Linear independence in $V =$ the space of functions from $\mathbb R$ to $\mathbb R$

Question

Problem 8.25 in Schaum's 3000 Solved Problems in Linear Algebra states:

Let $V$ be the vector space of functions from $\mathbb R$ into $\mathbb R$. Show that $\{ e^{2t}, t^2, t\} $ is a set of linearly independent vectors.
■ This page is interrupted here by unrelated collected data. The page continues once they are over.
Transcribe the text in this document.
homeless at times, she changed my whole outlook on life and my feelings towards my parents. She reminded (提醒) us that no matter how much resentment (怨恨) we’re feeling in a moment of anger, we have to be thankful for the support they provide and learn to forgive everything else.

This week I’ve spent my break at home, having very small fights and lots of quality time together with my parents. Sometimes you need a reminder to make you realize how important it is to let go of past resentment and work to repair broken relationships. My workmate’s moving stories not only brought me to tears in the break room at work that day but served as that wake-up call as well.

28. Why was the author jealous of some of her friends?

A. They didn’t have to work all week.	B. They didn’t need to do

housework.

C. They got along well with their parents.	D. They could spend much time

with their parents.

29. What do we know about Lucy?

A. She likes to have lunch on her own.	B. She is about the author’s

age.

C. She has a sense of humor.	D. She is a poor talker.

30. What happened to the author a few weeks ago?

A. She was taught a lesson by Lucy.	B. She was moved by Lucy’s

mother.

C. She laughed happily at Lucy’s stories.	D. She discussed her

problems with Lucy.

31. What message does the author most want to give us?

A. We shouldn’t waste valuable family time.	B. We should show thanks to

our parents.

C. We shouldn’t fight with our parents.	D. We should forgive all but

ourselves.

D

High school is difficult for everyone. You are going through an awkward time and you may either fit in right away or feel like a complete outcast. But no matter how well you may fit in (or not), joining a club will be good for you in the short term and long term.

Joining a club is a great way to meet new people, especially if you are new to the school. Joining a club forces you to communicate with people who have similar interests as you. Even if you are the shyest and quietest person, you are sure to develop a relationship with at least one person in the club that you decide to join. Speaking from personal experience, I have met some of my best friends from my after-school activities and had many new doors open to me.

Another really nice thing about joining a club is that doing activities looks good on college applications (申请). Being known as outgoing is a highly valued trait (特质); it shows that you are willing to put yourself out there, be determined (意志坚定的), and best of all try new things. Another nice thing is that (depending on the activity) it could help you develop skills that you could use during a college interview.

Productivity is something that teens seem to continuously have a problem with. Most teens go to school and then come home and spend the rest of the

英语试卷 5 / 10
The answer is supplied but I'm curious if my alternate proof is valid. Suppose $\alpha e^{2t} + \beta t^2 + \gamma t = 0$. When $t = 0$, this becomes $\alpha + 0 + 0 = 0$, so $\alpha = 0$. When $t = 1$ and given that $\alpha = 0$, this becomes $\beta + \gamma = 0$, so $\gamma = -\beta.$ Finally, combining all of that with the equation obtained when $t = 2$, we have $4 \beta = 2 \beta $ and thus $\beta = \gamma = 0$. Thus $ \alpha = \beta = \gamma = 0$, which means that the vectors are linearly independent. $\square$

Answer 1

Consider the subspace $C^\infty(\mathbb{R})$. Then $T=\frac{d}{dx}$ is a linear operator. $x$ is an eigenvector with $\lambda=0$, $x^2$ is a generalized eigenvector with eigenvalue $\lambda=0$ and $e^{2x}$ is an eigenvector with eigenvalue $\lambda=0$. Thus, linear independent

Answer 2

Yes, your argument is fine.

I would have used $t=-1$ for the last point, and that way you get $\beta+\gamma=0$ and $\beta-\gamma=0$.

Answer 3

The approach works just by the definition of independence. Start with the supposition that for all real number $t$ we have $\alpha e^{2t}+\beta t^{2}+\gamma t=0$ $(*)$ and then we try to see if the above assumption implies that $\alpha=\beta=\gamma=0$ in order to see the independence. Now, since for all $t$ we have $(*)$, then in particular for $t^{*}$ the equation $(*)$ have to hold and in this way you search the scalars $\alpha, \beta,\gamma$. If all the scalars they are zeros then the set must be linearly independent.

Alternatively, since we have differentiable functions then the Wronskian give $\det\begin{bmatrix}e^{2t}&t^{2}&t\\2e^{2t}&2t&1\\2^{2}e^{2t}&2&0 \end{bmatrix}=-2e^{2t}(2t^{2}-2t+1)\not=0$ for all real number $t$. Thus, the set give is linearly independent.